San Jose Mayor Chuck Reed said Wednesday that he has withdrawn his request to place an initiative on the November ballot to build a downtown baseball stadium to house the Oakland Athletics.

But he said Major League Baseball has pledged to cover the city’s costs if it ends up holding a special election on the issue in the spring.

The fate of the A’s has been in question since the team’s previous effort to build a new ballpark — a real-estate driven stadium plan in suburban Fremont — fell apart in 2009.

Team and baseball officials do not want the team to stay in the 44-year-old Oakland-Alameda County Coliseum.

Reed wants the team in San Jose and says a new stadium there would not require any new city taxes or draws on its general fund. The city’s redevelopment agency would help fund site acquisition and infrastructure.
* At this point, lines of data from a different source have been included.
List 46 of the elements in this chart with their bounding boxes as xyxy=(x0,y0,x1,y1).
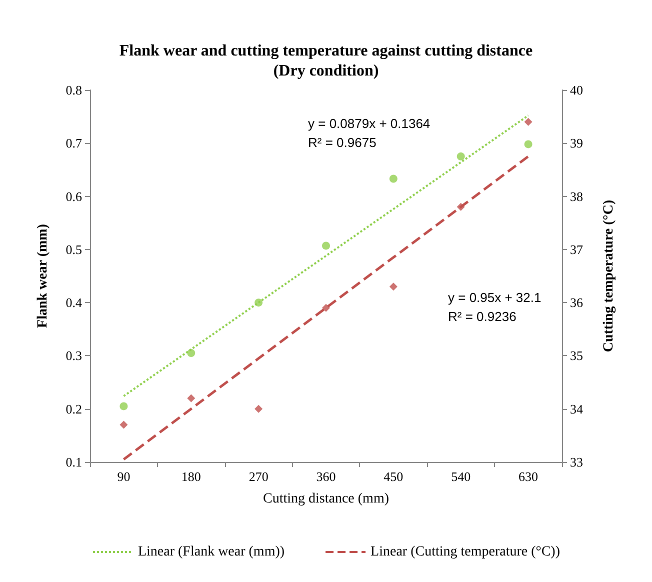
y-axis-title: Flank wear (mm) xyxy=(36,224,50,328)
x-tick-label: 540 xyxy=(451,469,471,484)
x-tick-label: 630 xyxy=(518,469,538,484)
point xyxy=(120,420,128,429)
y2-tick-label: 39 xyxy=(570,136,583,151)
y2-tick-label: 33 xyxy=(570,454,583,470)
y-tick-label: 0.4 xyxy=(66,295,82,310)
y2-tick-label: 36 xyxy=(570,295,584,310)
y2-tick-label: 35 xyxy=(570,348,583,364)
y2-tick-label: 40 xyxy=(570,82,583,98)
x-tick-label: 180 xyxy=(181,469,201,484)
y2-tick-label: 34 xyxy=(570,401,584,416)
point xyxy=(456,202,465,211)
x-tick-label: 270 xyxy=(248,469,268,484)
point xyxy=(322,304,330,312)
chart-title: Flank wear and cutting temperature against cutting distance xyxy=(119,42,533,60)
point xyxy=(322,242,330,250)
annotation: y = 0.0879x + 0.1364 R² = 0.9675 xyxy=(308,116,430,150)
y-tick-label: 0.8 xyxy=(66,82,82,98)
y-tick-label: 0.2 xyxy=(66,401,82,416)
annotation: y = 0.95x + 32.1 R² = 0.9236 xyxy=(448,290,542,324)
y2-axis-title: Cutting temperature (°C) xyxy=(602,200,616,352)
point xyxy=(524,118,532,126)
point xyxy=(389,174,398,183)
y-tick-label: 0.6 xyxy=(66,188,82,204)
chart-subtitle: (Dry condition) xyxy=(273,62,379,80)
x-tick-label: 90 xyxy=(117,469,130,484)
x-axis-title: Cutting distance (mm) xyxy=(263,492,390,506)
legend-label: Linear (Cutting temperature (°C)) xyxy=(370,544,560,560)
y-tick-label: 0.7 xyxy=(66,136,82,151)
y2-tick-label: 37 xyxy=(570,242,584,257)
point xyxy=(524,140,532,148)
y-tick-label: 0.1 xyxy=(66,454,82,470)
y2-tick-label: 38 xyxy=(570,188,583,204)
point xyxy=(389,282,398,291)
point xyxy=(187,349,196,358)
y-tick-label: 0.3 xyxy=(66,348,82,364)
point xyxy=(120,402,128,410)
x-tick-label: 450 xyxy=(384,469,404,484)
point xyxy=(254,404,263,413)
point xyxy=(187,394,196,402)
point xyxy=(254,298,263,307)
x-tick-label: 360 xyxy=(316,469,336,484)
y-tick-label: 0.5 xyxy=(66,242,82,257)
point xyxy=(456,152,465,160)
legend-label: Linear (Flank wear (mm)) xyxy=(138,544,285,560)
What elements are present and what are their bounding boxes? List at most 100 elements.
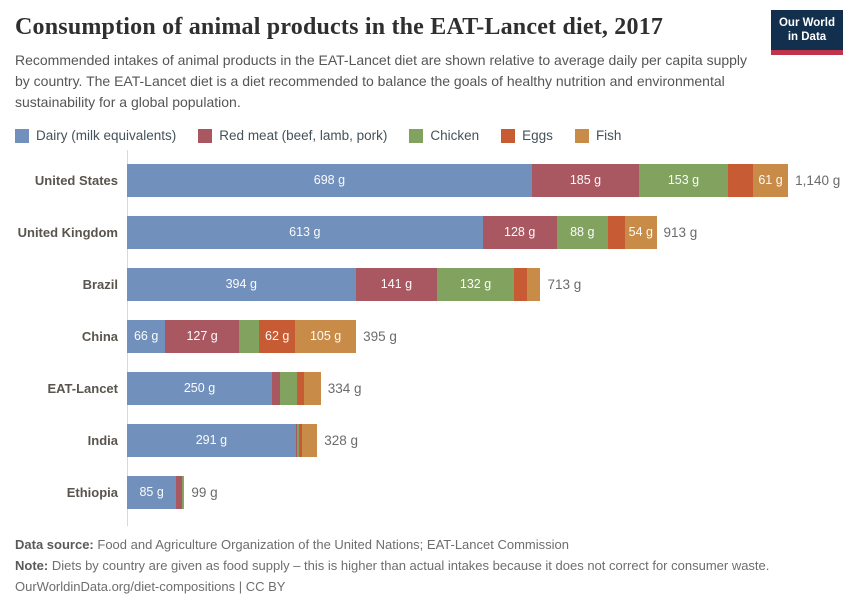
bar-segment-fish[interactable]: 105 g — [295, 319, 357, 353]
segment-value-label: 128 g — [504, 225, 536, 239]
owid-logo[interactable]: Our World in Data — [771, 10, 843, 55]
row-total-label: 913 g — [663, 224, 698, 240]
bar-segment-red-meat-beef-lamb-pork[interactable]: 185 g — [531, 163, 640, 197]
bar-segment-red-meat-beef-lamb-pork[interactable]: 141 g — [355, 267, 438, 301]
legend-label: Dairy (milk equivalents) — [36, 128, 177, 143]
note-text: Diets by country are given as food suppl… — [51, 558, 770, 574]
stacked-bar: 698 g 185 g 153 g 61 g — [127, 163, 789, 197]
data-source-text: Food and Agriculture Organization of the… — [97, 537, 569, 552]
country-label: United States — [34, 172, 118, 188]
country-label: Ethiopia — [66, 484, 118, 500]
chart-row-brazil: Brazil 394 g 141 g 132 g 713 g — [15, 258, 835, 310]
bar-segment-eggs[interactable] — [607, 215, 626, 249]
country-label: Brazil — [82, 276, 118, 292]
bar-segment-eggs[interactable] — [296, 371, 305, 405]
bar-segment-chicken[interactable] — [296, 423, 300, 457]
segment-value-label: 127 g — [186, 329, 218, 343]
chart-row-united-states: United States 698 g 185 g 153 g 61 g 1,140 g — [15, 154, 840, 206]
citation-link[interactable]: OurWorldinData.org/diet-compositions | C… — [15, 579, 286, 595]
chart-row-eat-lancet: EAT-Lancet 250 g 334 g — [15, 362, 835, 414]
row-total-label: 334 g — [327, 380, 362, 396]
segment-value-label: 88 g — [570, 225, 595, 239]
bar-segment-fish[interactable] — [304, 371, 321, 405]
stacked-bar: 66 g 127 g 62 g 105 g — [127, 319, 357, 353]
bar-segment-dairy-milk-equivalents[interactable]: 85 g — [127, 475, 177, 509]
legend-swatch-icon — [574, 128, 589, 143]
owid-logo-line1: Our World — [778, 17, 835, 29]
chart-subtitle: Recommended intakes of animal products i… — [15, 52, 748, 110]
segment-value-label: 141 g — [380, 277, 413, 291]
row-total-label: 1,140 g — [795, 172, 841, 188]
legend-label: Fish — [595, 128, 622, 143]
segment-value-label: 698 g — [313, 173, 346, 187]
bar-segment-dairy-milk-equivalents[interactable]: 394 g — [127, 267, 356, 301]
legend: Dairy (milk equivalents) Red meat (beef, … — [15, 128, 835, 143]
bar-segment-red-meat-beef-lamb-pork[interactable] — [272, 371, 281, 405]
country-label: United Kingdom — [17, 224, 118, 240]
legend-item-chicken[interactable]: Chicken — [409, 128, 479, 143]
data-source-line: Data source: Food and Agriculture Organi… — [15, 534, 835, 555]
bar-segment-fish[interactable] — [526, 267, 541, 301]
bar-segment-chicken[interactable]: 88 g — [556, 215, 608, 249]
bar-segment-red-meat-beef-lamb-pork[interactable] — [295, 423, 297, 457]
bar-segment-dairy-milk-equivalents[interactable]: 613 g — [127, 215, 483, 249]
row-total-label: 713 g — [547, 276, 582, 292]
bar-segment-dairy-milk-equivalents[interactable]: 250 g — [127, 371, 272, 405]
page-title: Consumption of animal products in the EA… — [15, 14, 664, 40]
legend-swatch-icon — [15, 128, 29, 143]
legend-item-eggs[interactable]: Eggs — [501, 128, 553, 143]
bar-segment-red-meat-beef-lamb-pork[interactable]: 127 g — [165, 319, 239, 353]
stacked-bar: 394 g 141 g 132 g — [127, 267, 541, 301]
note-line: Note: Diets by country are given as food… — [15, 555, 835, 576]
bar-segment-fish[interactable]: 54 g — [625, 215, 657, 249]
segment-value-label: 54 g — [628, 225, 654, 239]
legend-item-dairy-milk-equivalents[interactable]: Dairy (milk equivalents) — [15, 128, 176, 143]
bar-segment-fish[interactable] — [302, 423, 318, 457]
bar-segment-red-meat-beef-lamb-pork[interactable] — [176, 475, 183, 509]
row-total-label: 99 g — [191, 484, 218, 500]
bar-segment-fish[interactable]: 61 g — [752, 163, 789, 197]
stacked-bar: 291 g — [127, 423, 318, 457]
segment-value-label: 394 g — [225, 277, 257, 291]
bar-segment-dairy-milk-equivalents[interactable]: 698 g — [127, 163, 532, 197]
bar-segment-eggs[interactable] — [727, 163, 753, 197]
segment-value-label: 66 g — [133, 329, 159, 343]
segment-value-label: 250 g — [183, 381, 216, 395]
country-label: China — [81, 328, 118, 344]
bar-segment-chicken[interactable]: 132 g — [437, 267, 514, 301]
segment-value-label: 61 g — [758, 173, 783, 187]
bar-segment-chicken[interactable]: 153 g — [639, 163, 728, 197]
bar-segment-dairy-milk-equivalents[interactable]: 291 g — [127, 423, 296, 457]
data-source-label: Data source: — [15, 537, 94, 552]
segment-value-label: 62 g — [265, 329, 290, 343]
country-label: EAT-Lancet — [47, 380, 118, 396]
row-total-label: 395 g — [363, 328, 397, 344]
legend-swatch-icon — [198, 128, 213, 143]
bar-segment-eggs[interactable] — [182, 475, 184, 509]
bar-segment-dairy-milk-equivalents[interactable]: 66 g — [127, 319, 166, 353]
chart-row-china: China 66 g 127 g 62 g 105 g 395 g — [15, 310, 835, 362]
segment-value-label: 153 g — [667, 173, 700, 187]
chart-row-india: India 291 g 328 g — [15, 414, 835, 466]
owid-logo-line2: in Data — [787, 31, 827, 44]
legend-label: Red meat (beef, lamb, pork) — [219, 128, 388, 143]
bar-segment-eggs[interactable] — [299, 423, 303, 457]
segment-value-label: 291 g — [195, 433, 228, 447]
legend-label: Chicken — [430, 128, 480, 143]
legend-item-fish[interactable]: Fish — [574, 128, 622, 143]
bar-segment-eggs[interactable]: 62 g — [259, 319, 296, 353]
stacked-bar: 85 g — [127, 475, 185, 509]
legend-item-red-meat-beef-lamb-pork[interactable]: Red meat (beef, lamb, pork) — [198, 128, 387, 143]
bar-segment-eggs[interactable] — [513, 267, 527, 301]
bar-segment-chicken[interactable] — [182, 475, 183, 509]
row-total-label: 328 g — [324, 432, 358, 448]
bar-segment-fish[interactable] — [183, 475, 185, 509]
bar-segment-chicken[interactable] — [280, 371, 297, 405]
bar-segment-chicken[interactable] — [238, 319, 260, 353]
segment-value-label: 85 g — [139, 485, 164, 499]
bar-segment-red-meat-beef-lamb-pork[interactable]: 128 g — [482, 215, 557, 249]
legend-swatch-icon — [501, 128, 516, 143]
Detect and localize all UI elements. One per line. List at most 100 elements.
While the A’s managing partner, Lew Wolff, has indicted his interest in moving his team 40 miles south, the idea of moving it to San Jose is complicated by “inside baseball” within baseball.

The MLB granted the San Francisco Giants territorial rights to Santa Clara County as part of long-ago efforts to move the Giants there, before the team developed its own stadium on the San Francisco waterfront.

The Giants have shown no interest in giving up those rights.

Baseball commissioner Bud Selig appointed a special committee to study the A’s stadium issue, including territorial rights, in early 2009. It has yet to report.

San Jose city law requires a public vote on any new sports arena. Reed was pressing to incorporate the vote with November’s general election, but backed down Wednesday after talking to league baseball officials.

“We look forward to a final decision from the commissioner, and will vigorously pursue an election next year if that decision is a positive one,” Wolff said in the statement issued by Mayor Reed’s office.

“The commissioner’s offer to help pay for a possible election in the spring was the first indication that the league is inching closer to a decision on territorial rights,” San Jose City Council member Sam Liccardo said in the same statement.